U.S. Rep. William Jefferson has lost a bid to keep an FBI search warrant application sealed in the federal bribery probe that is targeting the eight-term congressman and has already netted two guilty pleas.

U.S. District Judge William Connelly delayed releasing the document spelling out the details of the government's case against Jefferson, giving him three days to appeal. But in deciding to open the documents Monday, the judge confirmed that a cooperating witness had secretly recorded phone conversations and face-to-face meetings with Jefferson, who until now had been referred to in court documents only as "Representative A."

Jefferson has not been charged and has denied wrongdoing.

The nine-page decision, obtained by The Times-Picayune, also revealed that in addition to investigating whether Jefferson accepted bribes to help a U.S. telecommunications company in Africa, prosecutors also are looking into allegations he bribed a foreign official. The judge's ruling did not provide details of the latter allegation.

On Aug. 3, FBI agents raided the Maryland home of Nigerian Vice President Atiku Abubakar, the same day agents served search warrants on Jefferson's homes in New Orleans and Washington.

Jefferson fought release of the search warrant documents — which contain excerpts of wiretapped conversations — saying they could taint his reputation and unfairly prejudice the grand jury in northern Virginia investigating him or a trial jury if his case ever gets that far.

The judge agreed that the wiretap references should remain sealed but he decided that since two people had already pleaded guilty in the case and many of the details have been revealed in the press, there was no reason to keep other details under wraps.

For similar reasons, the government did not oppose the release.

"In balancing the interests of Congressman Jefferson to protect his privacy and reputation against the interest of the public, the court finds the public interest outweighs the interests of Congressman Jefferson," Connelly wrote.

Jefferson's congressional office declined to comment. His Washington attorney did not return telephone messages Monday inquiring whether the congressman would appeal.

The ruling was in response to a motion filed by The Washington Post to open access to the affidavit in support of the search warrant of Abubakar's home in Potomac, Md.

Jefferson is alleged to have visited the house last July in an effort to persuade the vice president to salvage a $45 million deal in Nigeria involving the Kentucky telecommunications firm, iGate Corp.

Vernon Jackson, iGate's CEO, pleaded guilty last week to conspiracy and bribery, telling a federal judge in Alexandria, Va., that at Jefferson's insistence, he transferred 30 million shares of iGate stock and paid more than $450,000 to a company controlled by the congressman's family.

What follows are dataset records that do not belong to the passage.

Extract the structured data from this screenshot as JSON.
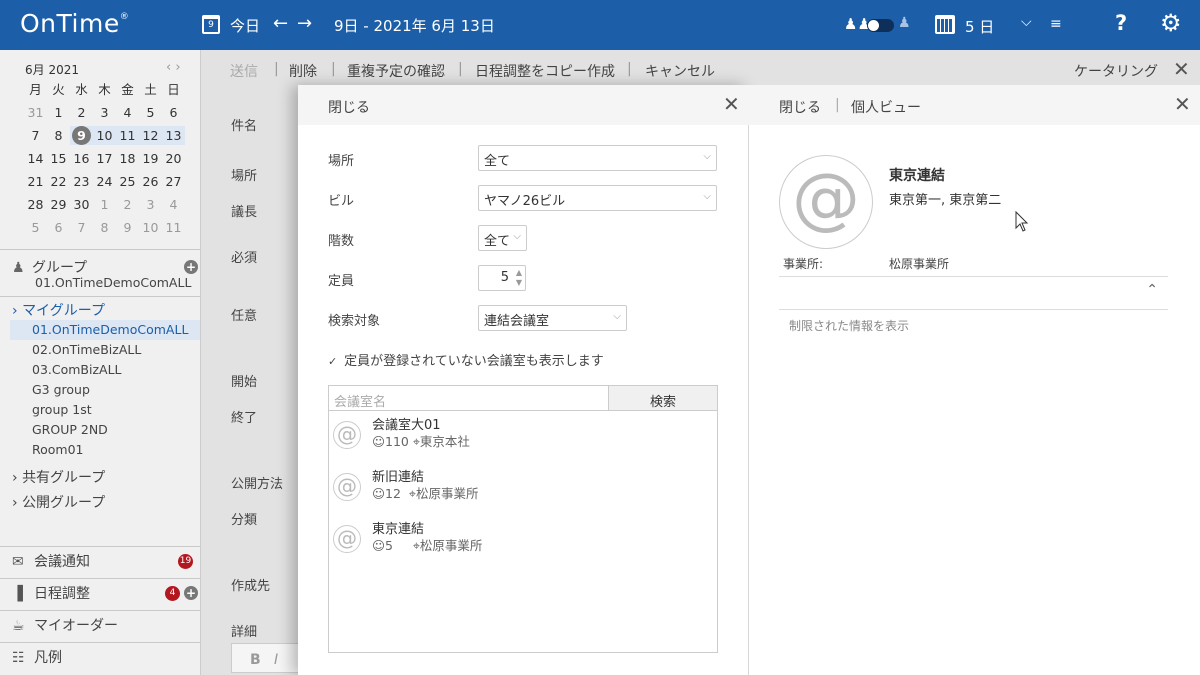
{
  "topbar": {
    "logo": "OnTime",
    "logo_reg": "®",
    "cal_day": "9",
    "today_label": "今日",
    "prev": "←",
    "next": "→",
    "date_range": "9日 - 2021年 6月 13日",
    "days_label": "5 日",
    "help": "?"
  },
  "mini_calendar": {
    "month": "6月 2021",
    "nav": "‹ ›",
    "weekdays": [
      "月",
      "火",
      "水",
      "木",
      "金",
      "土",
      "日"
    ],
    "weeks": [
      [
        "31",
        "1",
        "2",
        "3",
        "4",
        "5",
        "6"
      ],
      [
        "7",
        "8",
        "9",
        "10",
        "11",
        "12",
        "13"
      ],
      [
        "14",
        "15",
        "16",
        "17",
        "18",
        "19",
        "20"
      ],
      [
        "21",
        "22",
        "23",
        "24",
        "25",
        "26",
        "27"
      ],
      [
        "28",
        "29",
        "30",
        "1",
        "2",
        "3",
        "4"
      ],
      [
        "5",
        "6",
        "7",
        "8",
        "9",
        "10",
        "11"
      ]
    ]
  },
  "sidebar": {
    "group_title": "グループ",
    "group_sub": "01.OnTimeDemoComALL",
    "my_group": "マイグループ",
    "my_group_items": [
      "01.OnTimeDemoComALL",
      "02.OnTimeBizALL",
      "03.ComBizALL",
      "G3 group",
      "group 1st",
      "GROUP 2ND",
      "Room01"
    ],
    "shared_group": "共有グループ",
    "public_group": "公開グループ",
    "bottom": {
      "meeting_notice": "会議通知",
      "meeting_badge": "19",
      "schedule_adjust": "日程調整",
      "schedule_badge": "4",
      "my_order": "マイオーダー",
      "legend": "凡例"
    }
  },
  "toolbar": {
    "send": "送信",
    "delete": "削除",
    "check_dup": "重複予定の確認",
    "copy_adjust": "日程調整をコピー作成",
    "cancel": "キャンセル",
    "catering": "ケータリング"
  },
  "form_labels": [
    "件名",
    "場所",
    "議長",
    "必須",
    "任意",
    "開始",
    "終了",
    "公開方法",
    "分類",
    "作成先",
    "詳細"
  ],
  "editor": {
    "bold": "B",
    "italic": "I"
  },
  "room_panel": {
    "close": "閉じる",
    "location_label": "場所",
    "location_value": "全て",
    "building_label": "ビル",
    "building_value": "ヤマノ26ビル",
    "floor_label": "階数",
    "floor_value": "全て",
    "capacity_label": "定員",
    "capacity_value": "5",
    "search_target_label": "検索対象",
    "search_target_value": "連結会議室",
    "show_unregistered": "定員が登録されていない会議室も表示します",
    "search_placeholder": "会議室名",
    "search_button": "検索",
    "rooms": [
      {
        "name": "会議室大01",
        "cap": "110",
        "place": "東京本社"
      },
      {
        "name": "新旧連結",
        "cap": "12",
        "place": "松原事業所"
      },
      {
        "name": "東京連結",
        "cap": "5",
        "place": "松原事業所"
      }
    ]
  },
  "detail_panel": {
    "close": "閉じる",
    "personal_view": "個人ビュー",
    "avatar": "@",
    "name": "東京連結",
    "dept": "東京第一, 東京第二",
    "office_label": "事業所:",
    "office_value": "松原事業所",
    "restricted": "制限された情報を表示"
  },
  "colors": {
    "accent": "#1c5ea8",
    "badge": "#b3171f"
  }
}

In exchange, Jackson said, Jefferson agreed to use his official position to push for iGate to get business in Nigeria, Ghana and Cameroon.

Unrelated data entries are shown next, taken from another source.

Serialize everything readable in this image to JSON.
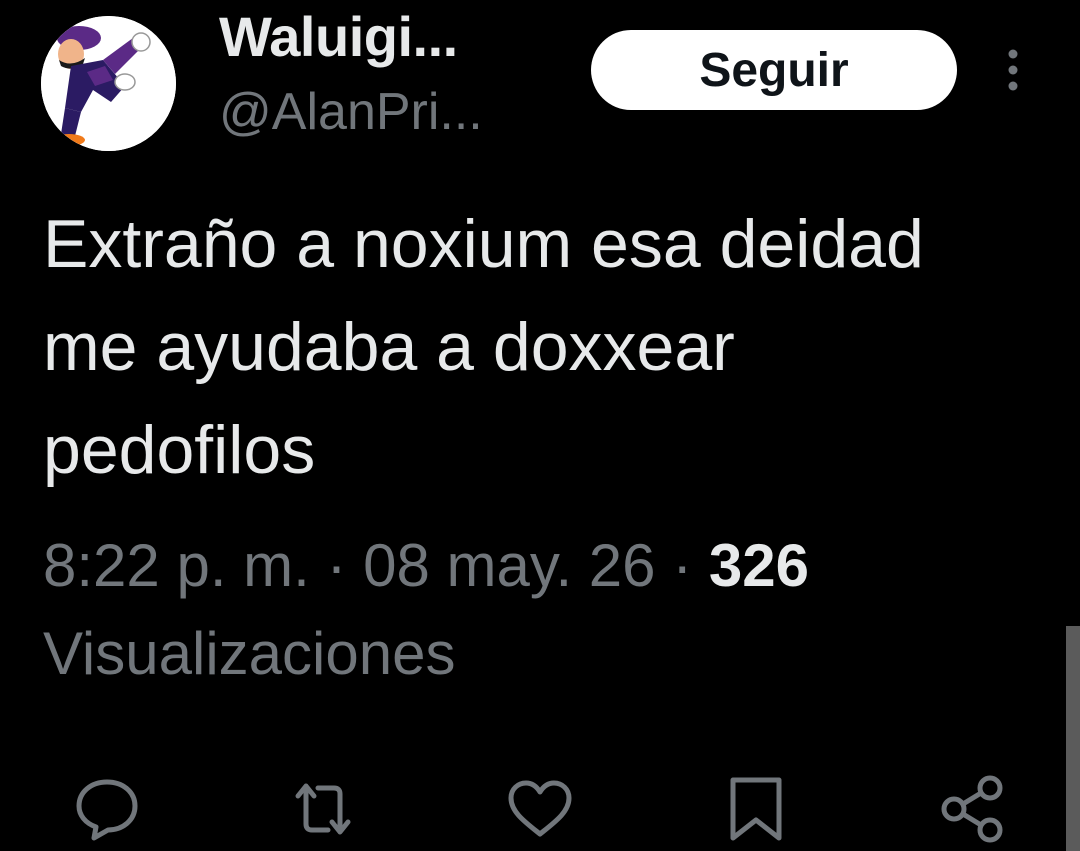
{
  "author": {
    "display_name": "Waluigi...",
    "handle": "@AlanPri...",
    "avatar_icon": "waluigi-avatar"
  },
  "follow_button": {
    "label": "Seguir"
  },
  "more_button": {
    "icon": "more-vertical-icon"
  },
  "tweet": {
    "text": "Extraño a noxium esa deidad me ayudaba a doxxear pedofilos",
    "time": "8:22 p. m.",
    "separator": "·",
    "date": "08 may. 26",
    "views_count": "326",
    "views_label": "Visualizaciones"
  },
  "actions": [
    {
      "icon": "reply-icon"
    },
    {
      "icon": "retweet-icon"
    },
    {
      "icon": "like-icon"
    },
    {
      "icon": "bookmark-icon"
    },
    {
      "icon": "share-icon"
    }
  ],
  "colors": {
    "background": "#000000",
    "primary_text": "#e7e9ea",
    "secondary_text": "#71767b",
    "follow_button_bg": "#ffffff",
    "follow_button_text": "#0f1419",
    "avatar_purple": "#5b2a86"
  }
}
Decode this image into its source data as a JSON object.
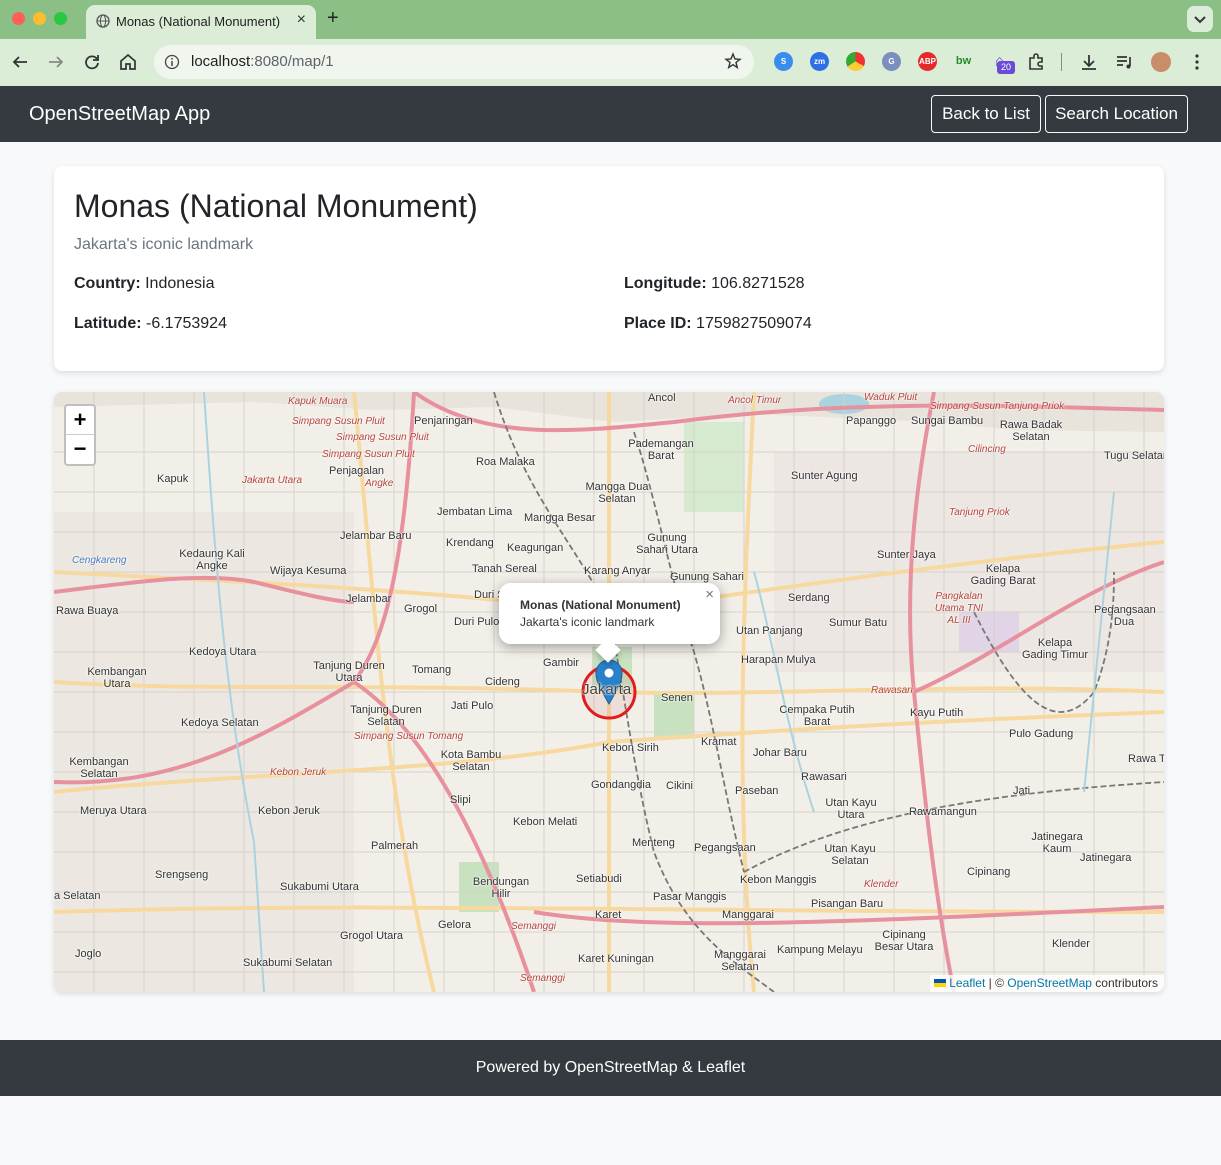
{
  "browser": {
    "tab_title": "Monas (National Monument)",
    "url_host": "localhost",
    "url_path": ":8080/map/1",
    "extension_badge": "20"
  },
  "navbar": {
    "brand": "OpenStreetMap App",
    "back_label": "Back to List",
    "search_label": "Search Location"
  },
  "place": {
    "title": "Monas (National Monument)",
    "subtitle": "Jakarta's iconic landmark",
    "country_label": "Country:",
    "country": "Indonesia",
    "latitude_label": "Latitude:",
    "latitude": "-6.1753924",
    "longitude_label": "Longitude:",
    "longitude": "106.8271528",
    "place_id_label": "Place ID:",
    "place_id": "1759827509074"
  },
  "map": {
    "zoom_in": "+",
    "zoom_out": "−",
    "popup_title": "Monas (National Monument)",
    "popup_desc": "Jakarta's iconic landmark",
    "popup_close": "×",
    "center_label": "Jakarta",
    "attribution": {
      "leaflet": "Leaflet",
      "separator": " | © ",
      "osm": "OpenStreetMap",
      "suffix": " contributors"
    },
    "labels": [
      "Ancol",
      "Penjaringan",
      "Pademangan Barat",
      "Papanggo",
      "Sungai Bambu",
      "Rawa Badak Selatan",
      "Tugu Selatan",
      "Kapuk",
      "Penjagalan",
      "Roa Malaka",
      "Mangga Dua Selatan",
      "Sunter Agung",
      "Jembatan Lima",
      "Mangga Besar",
      "Gunung Sahari Utara",
      "Kedaung Kali Angke",
      "Jelambar Baru",
      "Krendang",
      "Keagungan",
      "Wijaya Kesuma",
      "Jelambar",
      "Tanah Sereal",
      "Karang Anyar",
      "Gunung Sahari",
      "Sunter Jaya",
      "Kelapa Gading Barat",
      "Rawa Buaya",
      "Grogol",
      "Duri Selatan",
      "Duri Pulo",
      "Serdang",
      "Sumur Batu",
      "Pegangsaan Dua",
      "Kedoya Utara",
      "Tanjung Duren Utara",
      "Tomang",
      "Gambir",
      "Utan Panjang",
      "Harapan Mulya",
      "Kelapa Gading Timur",
      "Kembangan Utara",
      "Cideng",
      "Senen",
      "Cempaka Putih Barat",
      "Kayu Putih",
      "Jati Pulo",
      "Tanjung Duren Selatan",
      "Kedoya Selatan",
      "Kebon Sirih",
      "Kramat",
      "Johar Baru",
      "Pulo Gadung",
      "Kembangan Selatan",
      "Kota Bambu Selatan",
      "Gondangdia",
      "Cikini",
      "Rawasari",
      "Meruya Utara",
      "Kebon Jeruk",
      "Slipi",
      "Paseban",
      "Utan Kayu Utara",
      "Rawamangun",
      "Jati",
      "Kebon Melati",
      "Menteng",
      "Pegangsaan",
      "Utan Kayu Selatan",
      "Jatinegara Kaum",
      "Palmerah",
      "Jatinegara",
      "Srengseng",
      "Sukabumi Utara",
      "Bendungan Hilir",
      "Setiabudi",
      "Kebon Manggis",
      "Pasar Manggis",
      "Cipinang",
      "Gelora",
      "Grogol Utara",
      "Karet",
      "Manggarai",
      "Pisangan Baru",
      "Joglo",
      "Sukabumi Selatan",
      "Karet Kuningan",
      "Manggarai Selatan",
      "Kampung Melayu",
      "Cipinang Besar Utara",
      "Klender",
      "Rawa T",
      "a Selatan"
    ],
    "road_labels": [
      "Kapuk Muara",
      "Simpang Susun Pluit",
      "Simpang Susun Pluit",
      "Simpang Susun Pluit",
      "Angke",
      "Jakarta Utara",
      "Cengkareng",
      "Simpang Susun Tomang",
      "Kebon Jeruk",
      "Rawasari",
      "Klender",
      "Semanggi",
      "Semanggi",
      "Pangkalan Utama TNI AL III",
      "Tanjung Priok",
      "Simpang Susun Tanjung Priok",
      "Ancol Timur",
      "Cilincing",
      "Waduk Pluit"
    ]
  },
  "footer": {
    "text": "Powered by OpenStreetMap & Leaflet"
  }
}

In January, former Jefferson congressional aide Brett Pfeffer also pleaded guilty to bribery charges saying that Jefferson demanded money from a northern Virginia businesswoman who had agreed to invest in iGate. After putting $3.5 million into the company, Lori Mody decided to cooperate with federal authorities in their probe of Jefferson. Connelly's ruling said that Mody alleges that she was defrauded out of the money.